DENVER (Reuters) - Colorado will warn motorists against driving stoned in a campaign backed by $430,000 in new federal funding, officials said on Monday, two weeks after the first U.S. recreational marijuana retail shops opened in the state.
A series of television public announcement spots will air across the state beginning in March, warning drivers that offenders will face similar penalties to those caught driving under the influence of alcohol, said Emily Wilfong, a spokeswoman for the Colorado Department of Transportation.
Handouts and posters will be distributed at the state’s marijuana shops as part of the public service campaign funded by the National Highway Traffic Safety Administration, she said.
In 2012, voters in Washington state and Colorado approved the possession of small amounts of cannabis by adults, although the drug remains illegal under federal law.

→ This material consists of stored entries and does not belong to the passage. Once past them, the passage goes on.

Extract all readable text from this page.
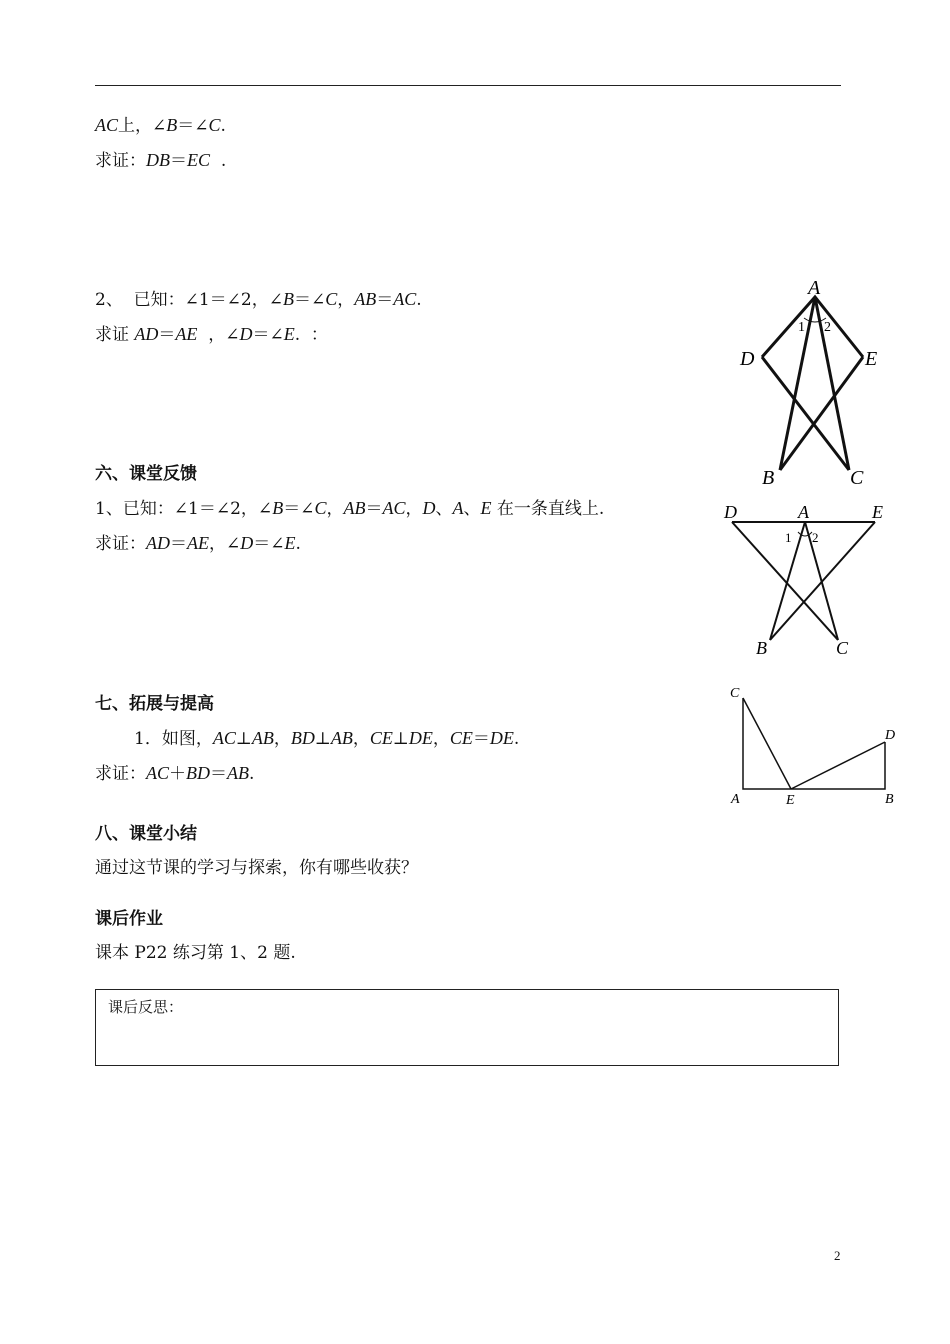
AC上，∠B＝∠C.
求证：DB＝EC  .
2、  已知：∠1＝∠2，∠B＝∠C，AB＝AC.
求证 AD＝AE  ，∠D＝∠E.  ：
六、课堂反馈
1、已知：∠1＝∠2，∠B＝∠C，AB＝AC，D、A、E 在一条直线上.
求证：AD＝AE，∠D＝∠E.
七、拓展与提高
1．如图，AC⊥AB，BD⊥AB，CE⊥DE，CE＝DE.
求证：AC＋BD＝AB.
八、课堂小结
通过这节课的学习与探索，你有哪些收获？
课后作业
课本 P22 练习第 1、2 题.
课后反思：
A
D	E
B	C
1 2
D	A	E
1 2
B	C
C
D
A	E	B
2
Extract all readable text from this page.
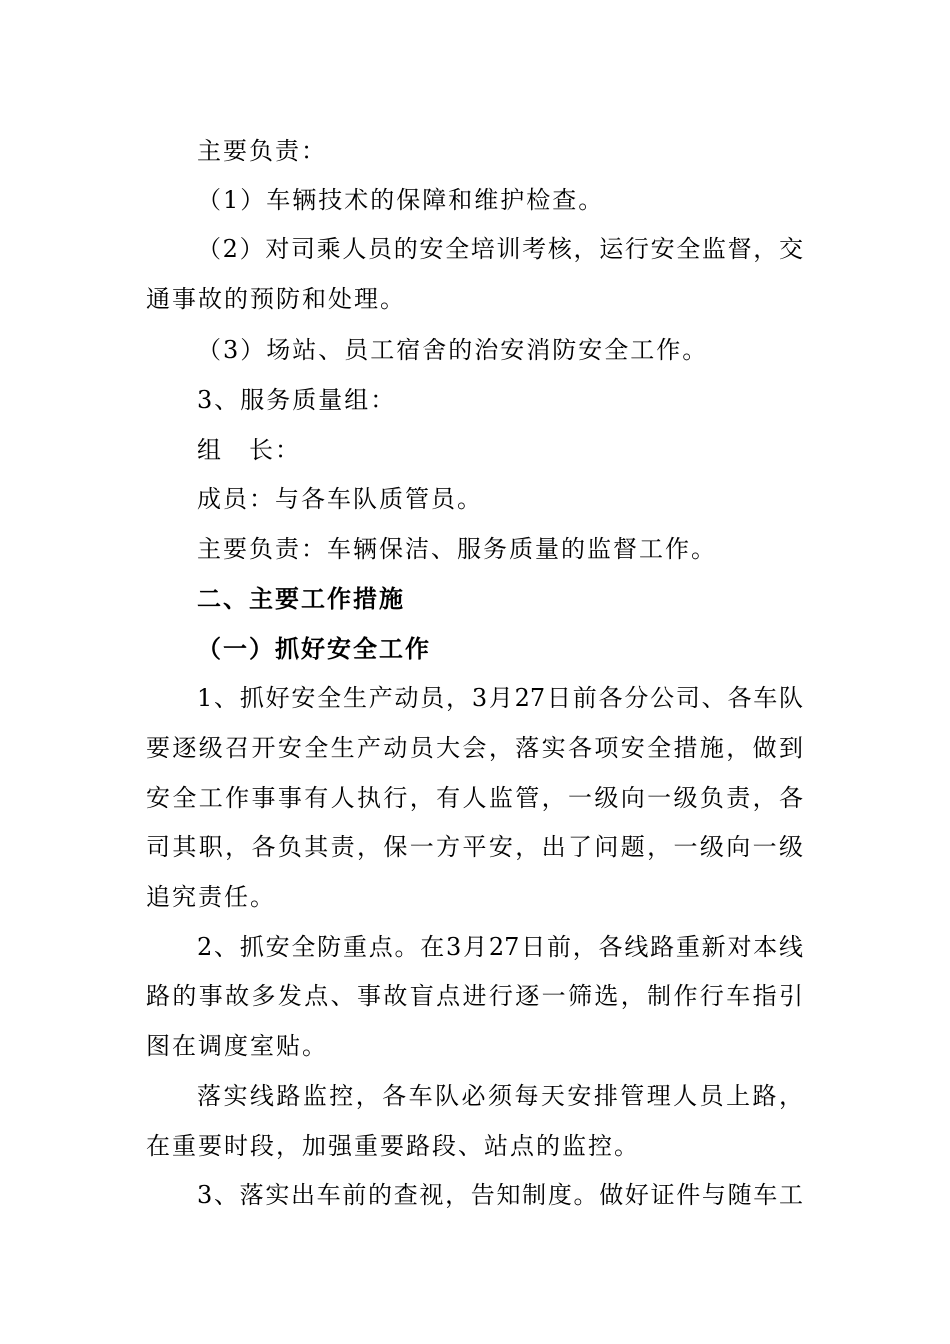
主要负责：
（1）车辆技术的保障和维护检查。
（2）对司乘人员的安全培训考核，运行安全监督，交
通事故的预防和处理。
（3）场站、员工宿舍的治安消防安全工作。
3、服务质量组：
组　长：
成员：与各车队质管员。
主要负责：车辆保洁、服务质量的监督工作。
二、主要工作措施
（一）抓好安全工作
1、抓好安全生产动员，3月27日前各分公司、各车队
要逐级召开安全生产动员大会，落实各项安全措施，做到
安全工作事事有人执行，有人监管，一级向一级负责，各
司其职，各负其责，保一方平安，出了问题，一级向一级
追究责任。
2、抓安全防重点。在3月27日前，各线路重新对本线
路的事故多发点、事故盲点进行逐一筛选，制作行车指引
图在调度室贴。
落实线路监控，各车队必须每天安排管理人员上路，
在重要时段，加强重要路段、站点的监控。
3、落实出车前的查视，告知制度。做好证件与随车工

The Obama administration said last year that federal law enforcement will not target users in Colorado and Washington, as long as they comply with their respective states’ laws.
The country’s first recreational pot shops opened in Colorado on January 1. Washington state will follow later this year.
Mike Elliott, executive director of the Medical Marijuana Industry Group, said in a statement that the pro-legalization movement supports government efforts to warn motorists of impaired driving.
“The (state department of transportation) and the industry want to stress the importance of using this newly legalized drug in a safe manner,” he said.
Public consumption of pot remains illegal, as is having open containers of cannabis in motor vehicles, said Darrell Lingk, director of Colorado’s Office of Transportation Safety.
“There are some who do not feel that marijuana can impair driving but it does,” Lingk said. “Marijuana affects reaction time, short-term memory, hand-eye coordination, concentration and perception of time and distance.”
Colorado lawmakers passed a driving-while-stoned law that set a 5-nanogram per-milliliter of blood threshold for tetrahydrocannabinol, the psychoactive property in marijuana.
Police agencies across the state have so-called drug recognition experts to detect drivers suspected of being under the influence of drugs, said Trooper Nate Reid, spokesman for the Colorado State Patrol.
Reid said protocols for investigating suspected stoned drivers are different from those used for alcohol detection.
Reid said that over the weekend, a 23-year-old suburban Denver man was arrested and charged with driving under the influence of drugs after he crashed into two state patrol cruisers that were stopped on a highway.
Officers were out of their vehicles investigating a separate accident, Reid said, and were not injured in the crash.
“Marijuana was the drug involved,” he said.